8 hours ago
(Yesterday, 11:44 AM)Shrivathsa Wrote: Pretty good results, https://links.sgx.com/FileOpen/FY2024%20...eID=833750 though from Friday's market action it looked like the market expected better results.
In some ways I guess this is why the management was doing those buybacks through 2024.
Was very skeptical then about it. Have to admit that the management knew what they were doing.
Finally some relief for long suffering Sembcorp Marine shareholders after being hammered over the last five years plus.
Hi Shrivathsa,
I had been skeptical of the SBB since it started ~8months ago and IMHO, this skeptism hasn't been proven wrong yet.
For a start, their weighted average cost of debt for 2H24 is 4.9% (slide23 of ppt). Based on FY24 year end EPS~4.6cents and assuming an average SSB price of 1.80sgd, that translates to PE 1.8/0.046 ~ 39 or earnings yield of 2.6%.
In essence in FY24, Mgt used ~40mil to buy annual earnings yield of 2.6% where the same capital may had been used to pay down debt that cost 4.9% annually. FY25 earnings will have to 2x just to reach parity with the alternate usage to pay down debt, by end FY25.
Seatrium wrote down ~20% of their PPE or a whopping 1.1bil in FY23. My guess is that this largely contributed to the ~40mil reduction in PPE depreciation in FY24. This 40mil more of a "kitchen sinking effect of FY23" than a true earnings improvement, if you know what I mean.
In summary, Seatrium is a capital intensive project based business.

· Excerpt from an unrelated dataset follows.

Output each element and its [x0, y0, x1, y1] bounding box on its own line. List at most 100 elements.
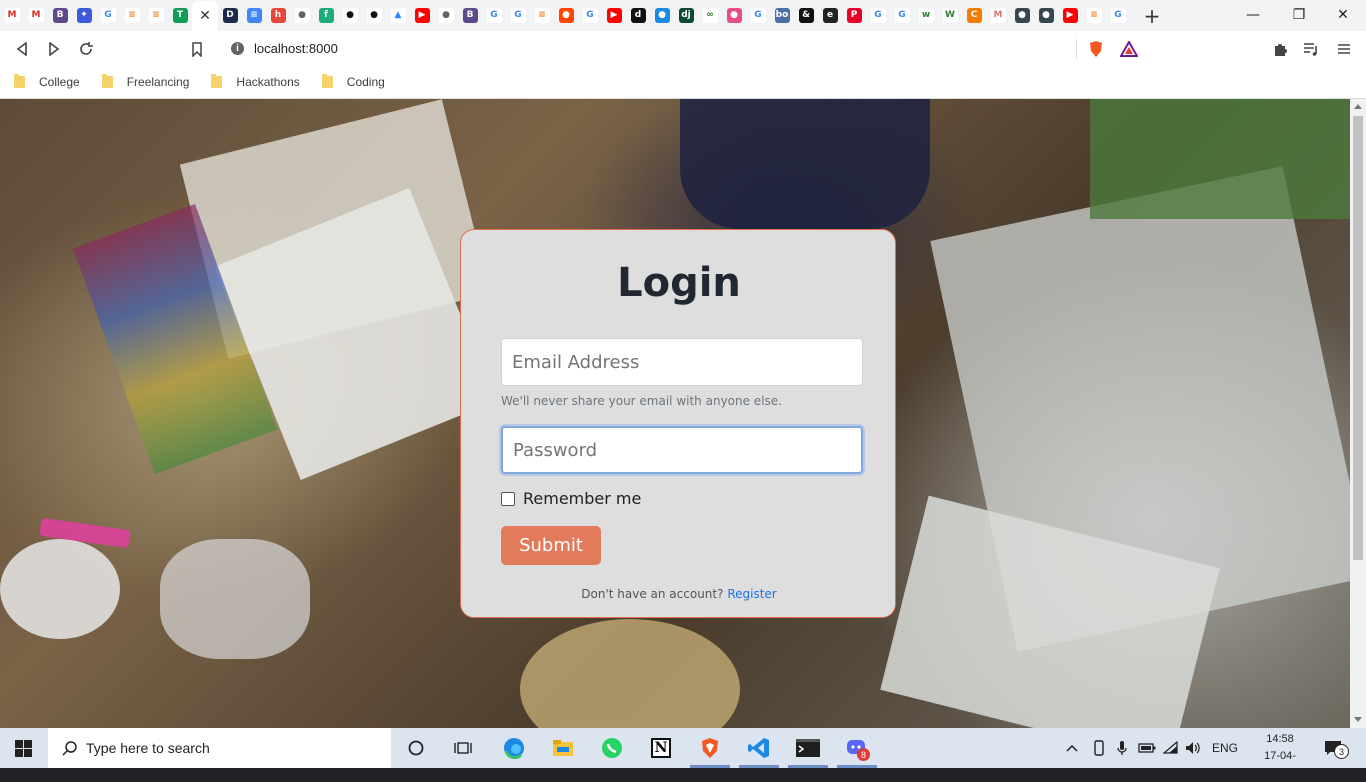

So the higher the project wins (which will also translate to higher future earnings), the more working capital it will need too. Therefore, it is really puzzling why they had spent 40mil in the last 6 months to do SBB when there seems to be so many other obvious places to place that capital. Of course, all these could be just me, a keyboard warrior nobody imagining things up.